Bentley | 44126 comments Mod
Bryan wrote: "It is crazy, isn't it? I think it was fairly common back then to have as many children as possible because of the high infant mortality rate. TJ is a perfect example of that!

I'd love to find th..."


Bryan, you are so right about TJ (smile). And of course you are correct about Cosway.

But I cannot imagine a woman wanting to be pregnant every year; nor a husband wanting it either in this day and age.


message 14: by Bentley, Group Founder, Leader, Chief (new)

Bentley | 44126 comments Mod
Joe wrote: "I found this over at librarything.com... very interesting points indeed.

Ironically, Ellis’s book is fraught with as many contradictions as he claims for Jefferson. For instance, on page 79, he di..."


Joe, that is an interesting find. Thank you for posting it. It gives us something else to think about.


message 15: by Virginia (new)

Virginia (va-BBoomer) | 210 comments librarything quote: "...Two relationships begun within a few years of this “promise he made to himself,” one highly intense and the other lasting almost four decades, hardly makes Jefferson seem like a man who had promised himself to be lonely."
In the emotion of the deathbed moment, Jefferson may have made the promise to ease Martha's mind, plus at that instant, he couldn't imagine any other woman in his life, understandably.

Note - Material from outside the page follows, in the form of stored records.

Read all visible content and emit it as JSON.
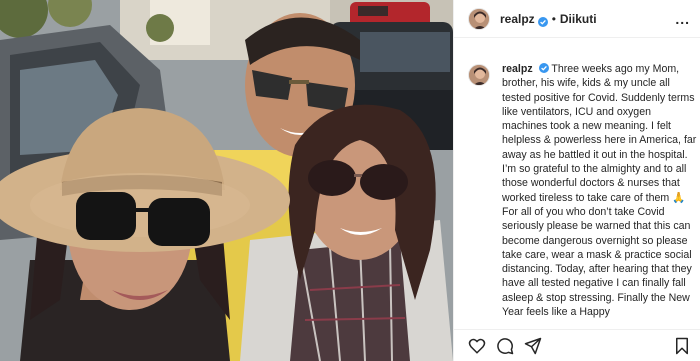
{
  "post": {
    "username": "realpz",
    "verified": true,
    "separator": "•",
    "follow_label": "Diikuti",
    "more_label": "...",
    "caption_user": "realpz",
    "caption_text": "Three weeks ago my Mom, brother, his wife, kids & my uncle all tested positive for Covid. Suddenly terms like ventilators, ICU and oxygen machines took a new meaning. I felt helpless & powerless here in America, far away as he battled it out in the hospital. I’m so grateful to the almighty and to all those wonderful doctors & nurses that worked tireless to take care of them 🙏 For all of you who don’t take Covid seriously please be warned that this can become dangerous overnight so please take care, wear a mask & practice social distancing. Today, after hearing that they have all tested negative I can finally fall asleep & stop stressing. Finally the New Year feels like a Happy"
  },
  "actions": {
    "like_icon": "heart-icon",
    "comment_icon": "comment-icon",
    "share_icon": "share-icon",
    "save_icon": "bookmark-icon"
  },
  "colors": {
    "text": "#262626",
    "verified_badge": "#3897f0",
    "border": "#efefef"
  }
}
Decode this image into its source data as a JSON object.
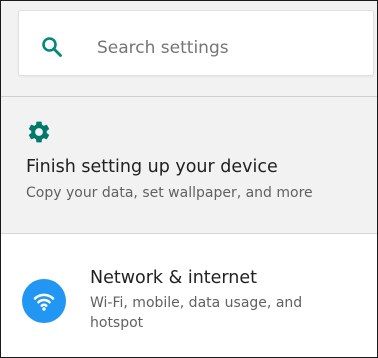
{
  "search": {
    "placeholder": "Search settings",
    "icon": "search-icon",
    "icon_color": "#00897b"
  },
  "suggestion": {
    "icon": "gear-icon",
    "icon_color": "#00796b",
    "title": "Finish setting up your device",
    "summary": "Copy your data, set wallpaper, and more"
  },
  "settings_list": {
    "items": [
      {
        "icon": "wifi-icon",
        "icon_bg": "#2196f3",
        "title": "Network & internet",
        "summary": "Wi-Fi, mobile, data usage, and hotspot"
      }
    ]
  }
}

And, he didn't marry again; I believe the only promise was to not marry again. I believe nothing was said about not being involved with other women in his future.


message 16: by Karol (new)

Karol One thing that amazed me in this section was that the problem of international terrorists justifying their actions by the Koran dates back to the earliest years of our nation. I've read some modern-day liberal opinions that suggest that at least in part, America brought 9-11 on itself. However, in the 1780's, when America had not been around long enough to proactively offend Muslim nations, there were pirates who believed "that all nations who should not have acknowledged their authority were sinners, that it was their right and duty to make war upon them wherever they could be found, and to make slaves of all they could take as Prisoners." This is certainly not something I learned in any of my American history classes . . .

I found it fascinating, too, that Jefferson firmly sat on a political fence re. slavery, saying that he longed for it to be abolished, but that his ideas were ahead of their time. The next generation of Americans would have to be the ones to take that step; that course belonged in THEIR hands, not in the hands of Jefferson's own generation (which was currently holding all the political offices).